Right now the sequence for building and starting the image are as follows:
- Build a customized espv2 docker image with the
ENDPOINTS_SERVICE_PATHenvironment variable built in - Deploy the customized docker image, ex. via
gcloud run deploy - Cold start
- Read the
ENDPOINTS_SERVICE_PATHenvironment variable that was built into the docker image at build time - Start the proxy
- Read the
The sequence I'd like to propose is as follows:
- Do not build a custom image
- Deploy the standard docker image, ex. via
gcloud run deploy, with the full config JSON passed to the instance as an environment variableENDPOINTS_SERVICE_CONFIG. It contains the exact same contents that would have been in the fileENDPOINTS_SERVICE_PATHwith the other approach. - Cold start
- Read the
ENDPOINTS_SERVICE_CONFIGenvironment variable - Write the config to disk if needed
- Start the proxy
- Read the
So, there is some possible actions that need to happen on start, but nowhere near as bad as making an API request.
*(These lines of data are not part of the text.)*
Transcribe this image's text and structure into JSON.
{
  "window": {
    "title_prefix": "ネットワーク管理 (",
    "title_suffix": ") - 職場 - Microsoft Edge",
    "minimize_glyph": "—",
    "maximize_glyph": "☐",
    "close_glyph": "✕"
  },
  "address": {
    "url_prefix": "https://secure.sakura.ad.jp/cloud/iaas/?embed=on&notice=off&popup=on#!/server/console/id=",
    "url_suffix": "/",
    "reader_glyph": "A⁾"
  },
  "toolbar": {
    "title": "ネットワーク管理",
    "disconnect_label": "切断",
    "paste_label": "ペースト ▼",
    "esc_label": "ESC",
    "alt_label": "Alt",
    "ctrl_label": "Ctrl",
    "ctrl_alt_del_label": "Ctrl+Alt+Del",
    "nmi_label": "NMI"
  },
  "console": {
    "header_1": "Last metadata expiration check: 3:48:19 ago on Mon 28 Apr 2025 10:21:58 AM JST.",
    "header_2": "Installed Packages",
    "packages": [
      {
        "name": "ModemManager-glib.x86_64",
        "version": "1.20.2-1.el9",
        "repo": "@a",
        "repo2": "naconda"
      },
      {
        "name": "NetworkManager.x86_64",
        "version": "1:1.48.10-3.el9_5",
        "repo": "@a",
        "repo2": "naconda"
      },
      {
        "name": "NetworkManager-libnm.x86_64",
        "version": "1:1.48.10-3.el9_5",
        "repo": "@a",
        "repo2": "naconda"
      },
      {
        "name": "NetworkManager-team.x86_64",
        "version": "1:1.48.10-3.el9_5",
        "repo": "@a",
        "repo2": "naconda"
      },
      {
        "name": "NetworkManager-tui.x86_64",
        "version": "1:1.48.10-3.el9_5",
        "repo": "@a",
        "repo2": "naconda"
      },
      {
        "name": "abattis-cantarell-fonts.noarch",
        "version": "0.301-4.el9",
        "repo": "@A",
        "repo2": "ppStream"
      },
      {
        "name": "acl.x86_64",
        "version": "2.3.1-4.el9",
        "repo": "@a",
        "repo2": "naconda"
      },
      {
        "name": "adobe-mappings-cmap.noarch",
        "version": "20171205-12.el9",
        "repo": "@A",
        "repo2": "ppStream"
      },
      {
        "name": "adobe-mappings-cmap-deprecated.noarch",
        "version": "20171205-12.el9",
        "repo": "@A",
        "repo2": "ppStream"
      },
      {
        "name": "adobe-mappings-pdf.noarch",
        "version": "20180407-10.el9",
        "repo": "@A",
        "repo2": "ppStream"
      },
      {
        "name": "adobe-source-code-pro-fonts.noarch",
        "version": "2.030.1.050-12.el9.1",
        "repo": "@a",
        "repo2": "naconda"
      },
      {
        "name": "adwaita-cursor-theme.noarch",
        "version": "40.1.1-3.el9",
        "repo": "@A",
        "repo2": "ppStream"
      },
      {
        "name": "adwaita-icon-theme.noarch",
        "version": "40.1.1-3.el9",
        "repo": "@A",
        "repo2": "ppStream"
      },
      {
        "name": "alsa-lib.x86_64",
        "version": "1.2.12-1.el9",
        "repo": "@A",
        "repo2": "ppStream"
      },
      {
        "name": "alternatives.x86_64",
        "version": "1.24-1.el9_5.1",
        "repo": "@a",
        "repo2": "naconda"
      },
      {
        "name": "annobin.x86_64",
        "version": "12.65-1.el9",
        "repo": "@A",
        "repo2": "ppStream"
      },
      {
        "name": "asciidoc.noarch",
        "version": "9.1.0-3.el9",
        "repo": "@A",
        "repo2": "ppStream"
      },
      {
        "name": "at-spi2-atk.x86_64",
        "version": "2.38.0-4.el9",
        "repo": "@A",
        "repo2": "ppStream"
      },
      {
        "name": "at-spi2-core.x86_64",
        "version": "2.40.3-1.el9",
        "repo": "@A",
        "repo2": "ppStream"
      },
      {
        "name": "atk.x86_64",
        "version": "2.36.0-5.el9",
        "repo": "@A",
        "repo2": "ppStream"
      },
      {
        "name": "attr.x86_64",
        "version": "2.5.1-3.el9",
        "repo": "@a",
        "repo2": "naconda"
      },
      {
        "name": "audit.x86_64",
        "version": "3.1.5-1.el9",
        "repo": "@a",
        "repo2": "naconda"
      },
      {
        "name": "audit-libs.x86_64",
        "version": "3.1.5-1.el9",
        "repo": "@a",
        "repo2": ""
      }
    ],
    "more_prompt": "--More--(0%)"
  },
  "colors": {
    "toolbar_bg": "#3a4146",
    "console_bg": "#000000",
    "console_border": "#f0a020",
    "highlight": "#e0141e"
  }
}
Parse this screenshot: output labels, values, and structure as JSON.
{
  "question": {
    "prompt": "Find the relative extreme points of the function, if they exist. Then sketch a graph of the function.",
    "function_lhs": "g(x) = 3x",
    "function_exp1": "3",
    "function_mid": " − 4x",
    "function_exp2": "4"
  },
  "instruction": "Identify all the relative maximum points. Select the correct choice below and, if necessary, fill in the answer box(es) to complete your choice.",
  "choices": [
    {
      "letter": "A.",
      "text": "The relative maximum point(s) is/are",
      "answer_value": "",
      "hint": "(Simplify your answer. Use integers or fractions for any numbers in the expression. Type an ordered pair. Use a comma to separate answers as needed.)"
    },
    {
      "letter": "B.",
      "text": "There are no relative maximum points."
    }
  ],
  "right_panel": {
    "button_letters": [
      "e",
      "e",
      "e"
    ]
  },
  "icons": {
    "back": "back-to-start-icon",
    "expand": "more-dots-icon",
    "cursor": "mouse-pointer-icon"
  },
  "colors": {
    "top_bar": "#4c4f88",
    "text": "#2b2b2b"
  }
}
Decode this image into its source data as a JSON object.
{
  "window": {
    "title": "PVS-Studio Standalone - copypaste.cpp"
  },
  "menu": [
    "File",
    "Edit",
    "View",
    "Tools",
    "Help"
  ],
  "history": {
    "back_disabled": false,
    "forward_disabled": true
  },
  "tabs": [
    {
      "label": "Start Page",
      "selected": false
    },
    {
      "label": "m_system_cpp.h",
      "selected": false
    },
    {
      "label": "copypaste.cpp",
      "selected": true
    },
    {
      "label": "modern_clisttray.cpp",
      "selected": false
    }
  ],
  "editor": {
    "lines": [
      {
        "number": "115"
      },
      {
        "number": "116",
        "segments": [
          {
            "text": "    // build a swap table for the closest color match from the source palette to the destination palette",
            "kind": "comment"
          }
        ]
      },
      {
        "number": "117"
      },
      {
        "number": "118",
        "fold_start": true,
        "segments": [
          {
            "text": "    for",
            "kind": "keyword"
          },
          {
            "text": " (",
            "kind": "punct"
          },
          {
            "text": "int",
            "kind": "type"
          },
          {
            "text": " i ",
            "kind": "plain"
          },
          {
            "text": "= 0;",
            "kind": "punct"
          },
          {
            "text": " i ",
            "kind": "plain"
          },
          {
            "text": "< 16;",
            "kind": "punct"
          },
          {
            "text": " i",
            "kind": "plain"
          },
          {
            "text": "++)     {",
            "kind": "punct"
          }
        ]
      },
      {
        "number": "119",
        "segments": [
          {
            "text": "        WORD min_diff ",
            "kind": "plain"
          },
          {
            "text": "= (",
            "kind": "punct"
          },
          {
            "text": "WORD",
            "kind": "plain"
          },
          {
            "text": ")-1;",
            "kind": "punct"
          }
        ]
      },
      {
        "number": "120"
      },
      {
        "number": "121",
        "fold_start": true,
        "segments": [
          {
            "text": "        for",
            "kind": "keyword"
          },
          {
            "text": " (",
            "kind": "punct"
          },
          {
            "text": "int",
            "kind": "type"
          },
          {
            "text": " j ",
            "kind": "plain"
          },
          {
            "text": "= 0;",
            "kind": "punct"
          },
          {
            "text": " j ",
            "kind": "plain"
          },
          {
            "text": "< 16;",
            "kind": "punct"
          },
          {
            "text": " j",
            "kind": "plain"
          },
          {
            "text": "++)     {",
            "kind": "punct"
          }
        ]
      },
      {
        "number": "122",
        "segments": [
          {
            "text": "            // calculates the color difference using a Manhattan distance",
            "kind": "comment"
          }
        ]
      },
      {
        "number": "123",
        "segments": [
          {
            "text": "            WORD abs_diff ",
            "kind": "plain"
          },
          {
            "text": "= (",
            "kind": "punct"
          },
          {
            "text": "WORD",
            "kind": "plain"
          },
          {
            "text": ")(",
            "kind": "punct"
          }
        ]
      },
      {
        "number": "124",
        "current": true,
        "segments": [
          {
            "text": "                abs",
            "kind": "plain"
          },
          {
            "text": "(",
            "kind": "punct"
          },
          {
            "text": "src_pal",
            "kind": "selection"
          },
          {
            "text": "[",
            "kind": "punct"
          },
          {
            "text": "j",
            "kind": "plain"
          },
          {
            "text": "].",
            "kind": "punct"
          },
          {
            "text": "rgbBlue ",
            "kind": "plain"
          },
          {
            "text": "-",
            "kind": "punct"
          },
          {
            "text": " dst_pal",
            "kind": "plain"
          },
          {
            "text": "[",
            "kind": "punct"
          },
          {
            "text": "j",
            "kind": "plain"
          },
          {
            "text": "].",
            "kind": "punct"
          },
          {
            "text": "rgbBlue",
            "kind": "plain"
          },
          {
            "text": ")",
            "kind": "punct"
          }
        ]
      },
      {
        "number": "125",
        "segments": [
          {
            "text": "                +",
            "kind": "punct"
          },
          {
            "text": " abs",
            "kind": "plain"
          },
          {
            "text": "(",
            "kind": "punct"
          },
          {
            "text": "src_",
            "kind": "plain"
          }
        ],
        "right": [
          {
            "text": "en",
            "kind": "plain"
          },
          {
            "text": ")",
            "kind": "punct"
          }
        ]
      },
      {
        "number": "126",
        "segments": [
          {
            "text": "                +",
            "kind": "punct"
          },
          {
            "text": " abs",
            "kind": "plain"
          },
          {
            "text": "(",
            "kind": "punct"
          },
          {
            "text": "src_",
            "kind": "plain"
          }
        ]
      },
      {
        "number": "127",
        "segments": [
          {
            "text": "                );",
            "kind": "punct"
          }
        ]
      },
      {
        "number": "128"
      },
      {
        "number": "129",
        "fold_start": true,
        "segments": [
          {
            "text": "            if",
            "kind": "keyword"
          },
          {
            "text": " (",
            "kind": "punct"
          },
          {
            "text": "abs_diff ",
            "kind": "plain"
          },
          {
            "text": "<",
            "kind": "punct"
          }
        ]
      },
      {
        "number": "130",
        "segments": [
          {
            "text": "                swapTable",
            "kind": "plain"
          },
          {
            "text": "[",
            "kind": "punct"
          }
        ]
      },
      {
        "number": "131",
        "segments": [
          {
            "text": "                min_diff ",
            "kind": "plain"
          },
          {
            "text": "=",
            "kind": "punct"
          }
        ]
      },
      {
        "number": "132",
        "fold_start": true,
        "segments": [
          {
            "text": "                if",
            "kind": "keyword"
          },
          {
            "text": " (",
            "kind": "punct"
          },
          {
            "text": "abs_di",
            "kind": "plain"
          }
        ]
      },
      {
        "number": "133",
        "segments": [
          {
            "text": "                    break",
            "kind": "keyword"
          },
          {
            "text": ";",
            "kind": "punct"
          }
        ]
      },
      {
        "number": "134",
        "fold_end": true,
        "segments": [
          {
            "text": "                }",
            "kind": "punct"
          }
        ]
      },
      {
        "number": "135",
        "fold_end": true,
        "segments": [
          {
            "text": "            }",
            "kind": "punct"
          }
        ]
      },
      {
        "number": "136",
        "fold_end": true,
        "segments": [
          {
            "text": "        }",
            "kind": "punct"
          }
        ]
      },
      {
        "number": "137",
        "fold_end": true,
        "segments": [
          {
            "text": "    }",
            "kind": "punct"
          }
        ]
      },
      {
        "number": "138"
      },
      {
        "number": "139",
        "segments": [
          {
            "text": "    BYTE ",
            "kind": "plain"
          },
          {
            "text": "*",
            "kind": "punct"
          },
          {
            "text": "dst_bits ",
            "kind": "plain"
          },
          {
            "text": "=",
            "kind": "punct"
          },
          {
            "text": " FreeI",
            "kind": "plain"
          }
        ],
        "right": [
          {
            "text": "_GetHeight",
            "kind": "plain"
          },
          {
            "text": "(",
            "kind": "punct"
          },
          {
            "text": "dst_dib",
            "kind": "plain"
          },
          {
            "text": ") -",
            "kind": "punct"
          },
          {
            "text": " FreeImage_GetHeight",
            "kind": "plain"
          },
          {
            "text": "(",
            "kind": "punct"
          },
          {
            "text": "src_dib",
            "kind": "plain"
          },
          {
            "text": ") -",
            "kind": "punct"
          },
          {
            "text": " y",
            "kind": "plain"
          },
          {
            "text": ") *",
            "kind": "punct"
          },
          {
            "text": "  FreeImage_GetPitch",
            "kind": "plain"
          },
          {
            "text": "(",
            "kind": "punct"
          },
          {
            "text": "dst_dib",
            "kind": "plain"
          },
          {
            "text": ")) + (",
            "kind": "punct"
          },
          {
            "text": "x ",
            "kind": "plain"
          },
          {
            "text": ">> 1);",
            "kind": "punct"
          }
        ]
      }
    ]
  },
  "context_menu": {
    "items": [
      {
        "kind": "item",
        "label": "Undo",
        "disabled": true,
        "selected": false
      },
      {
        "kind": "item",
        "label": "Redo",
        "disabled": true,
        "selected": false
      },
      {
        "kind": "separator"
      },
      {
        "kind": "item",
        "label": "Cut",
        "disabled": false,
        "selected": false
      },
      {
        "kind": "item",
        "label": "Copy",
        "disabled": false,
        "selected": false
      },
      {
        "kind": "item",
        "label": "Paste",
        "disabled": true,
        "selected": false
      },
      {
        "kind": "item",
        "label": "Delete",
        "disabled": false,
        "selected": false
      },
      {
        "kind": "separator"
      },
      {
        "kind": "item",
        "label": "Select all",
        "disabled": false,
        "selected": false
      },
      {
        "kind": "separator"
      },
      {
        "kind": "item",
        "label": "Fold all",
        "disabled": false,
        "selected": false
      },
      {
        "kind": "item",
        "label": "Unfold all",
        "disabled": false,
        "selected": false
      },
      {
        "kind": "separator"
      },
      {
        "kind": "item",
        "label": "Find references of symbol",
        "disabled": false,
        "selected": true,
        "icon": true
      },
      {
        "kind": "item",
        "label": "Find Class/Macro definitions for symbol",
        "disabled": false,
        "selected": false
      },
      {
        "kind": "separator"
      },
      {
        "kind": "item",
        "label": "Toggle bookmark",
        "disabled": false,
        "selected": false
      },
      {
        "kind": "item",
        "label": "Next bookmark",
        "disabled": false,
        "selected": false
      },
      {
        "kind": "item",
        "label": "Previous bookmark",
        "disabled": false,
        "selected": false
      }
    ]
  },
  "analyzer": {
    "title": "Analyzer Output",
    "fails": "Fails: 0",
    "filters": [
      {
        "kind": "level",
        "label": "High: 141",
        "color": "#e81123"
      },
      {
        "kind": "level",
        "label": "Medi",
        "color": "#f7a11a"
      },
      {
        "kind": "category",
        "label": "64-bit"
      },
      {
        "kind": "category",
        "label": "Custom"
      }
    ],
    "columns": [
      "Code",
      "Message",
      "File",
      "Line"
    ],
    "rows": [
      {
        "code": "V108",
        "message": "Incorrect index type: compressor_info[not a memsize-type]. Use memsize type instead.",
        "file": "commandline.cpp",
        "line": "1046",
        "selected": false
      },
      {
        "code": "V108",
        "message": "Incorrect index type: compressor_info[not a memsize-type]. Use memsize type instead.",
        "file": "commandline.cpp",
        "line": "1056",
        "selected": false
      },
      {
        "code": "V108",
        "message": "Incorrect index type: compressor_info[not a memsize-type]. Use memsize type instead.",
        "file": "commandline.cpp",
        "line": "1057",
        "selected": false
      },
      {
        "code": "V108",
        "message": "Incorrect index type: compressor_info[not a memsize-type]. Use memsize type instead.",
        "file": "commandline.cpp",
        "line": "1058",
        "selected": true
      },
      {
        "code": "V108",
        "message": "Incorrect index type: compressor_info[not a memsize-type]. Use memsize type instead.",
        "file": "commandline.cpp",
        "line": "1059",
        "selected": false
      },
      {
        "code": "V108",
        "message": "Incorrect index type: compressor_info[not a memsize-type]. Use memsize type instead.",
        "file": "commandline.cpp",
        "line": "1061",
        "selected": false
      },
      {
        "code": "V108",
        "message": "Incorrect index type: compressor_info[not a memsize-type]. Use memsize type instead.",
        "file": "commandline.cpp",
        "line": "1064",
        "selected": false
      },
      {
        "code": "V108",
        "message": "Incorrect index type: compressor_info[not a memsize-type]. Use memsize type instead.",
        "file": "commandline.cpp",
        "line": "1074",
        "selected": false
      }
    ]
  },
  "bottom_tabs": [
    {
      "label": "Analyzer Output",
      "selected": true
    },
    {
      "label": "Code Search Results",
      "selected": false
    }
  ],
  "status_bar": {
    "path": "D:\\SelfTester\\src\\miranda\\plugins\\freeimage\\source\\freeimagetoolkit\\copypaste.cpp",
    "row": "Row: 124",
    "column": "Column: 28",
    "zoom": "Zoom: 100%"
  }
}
There is an important step your proposal is missing; ESPv2 could not work on the OpenAPI JSON directly. It needs to push to Google ServiceManagement service by CLI "gcloud endpoints deploy", then fetch the new config from it. ESPv2 only works with the config processed by Google ServiceManagement service. We also should:
- we should not perform this on every cold start
- the processed service config should be build into docker image as a local file.
ESPv2 could not work on the OpenAPI JSON directly
That was my original misunderstanding. However, what I am now saying is that you could pass the config processed by Google ServiceManagement as an environment variable, not the OpenAPI config. The principle is the same, I just misunderstood the contents of the config. Apologies for the confusion.
the processed service config should be build into docker image as a local file.
Are you saying it's too much slower to read from an environment variable versus the disk? Just want to be sure I understand why. If it's that bad then I suppose this approach won't work.
I see. You want to pass the whole service config (Google ServieManagement processed) as environment variable to ESPv2 docker image. It could be very big, not sure if an environment variable can hold it. If gRPC transcoding is required, the config includes proto descriptor, which could be 5 to 10 MB.